The Rosetta Stone is one of the most important objects in the
British Museum as it holds the key to understanding Egyptian
hieroglyphs - a script made up of small pictures that was used
originally in ancient Egypt for religious texts. Hieroglyphic
writing died out in Egypt in the fourth century AD. Over time the
knowledge of how to read hieroglyphs was lost, until the discovery
of the Rosetta Stone in 1799 and its subsequent decipherment.
The Stone is a tablet of black rock called granodiorite. It is
part of a larger inscribed stone that would have stood some 2
metres high. The section that remains is roughly rectangular. It
measures just over a metre high, 72 centimetres wide and almost 30
centimetres from front to back. The top part of the stone has
broken off at an angle - in line with a band of pink granite whose
crystalline structure glints a little in the light. The back of the
Rosetta stone is rough, where it has been hewn into shape, but the
front face is smooth and crammed with text, inscribed in three
different scripts. These form three distinct bands of writing. The
top band consists of fourteen lines of hieroglyphs: symbols such as
an eye, a seated man, a reed and a basket. The middle band is made
up of thirty-two lines of a curvilinear script called demotic, the
everyday language used in ancient Egypt. At the bottom are over
fifty lines of tightly compressed Greek writing.

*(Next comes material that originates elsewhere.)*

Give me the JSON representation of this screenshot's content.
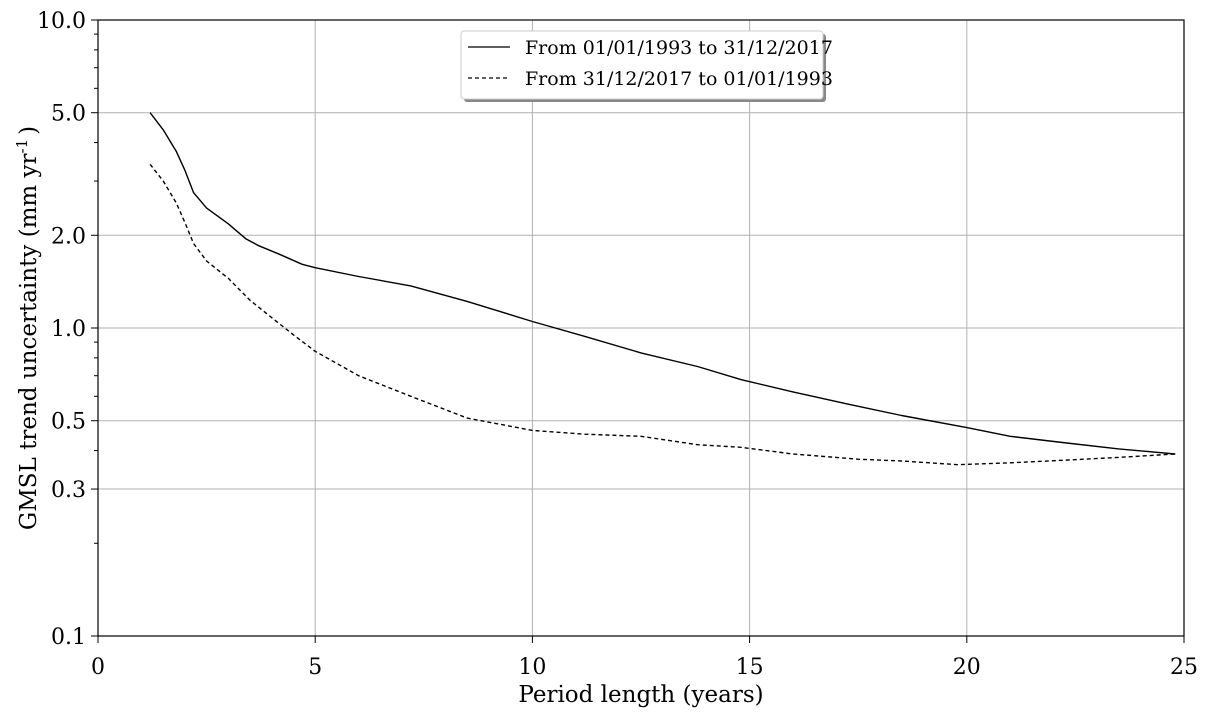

The inscriptions are three translations of the same decree,
passed by a council of priests, that affirms the royal cult of the
thirteen-year-old Ptolemy V on the first anniversary of his
coronation. In the early years of the nineteenth century, scholars
were able to use the Greek inscription on this stone as the key to
deciphering the others.
You might like to know there is a replica of the Rosetta Stone
in the Enlightenment Gallery which can be touched.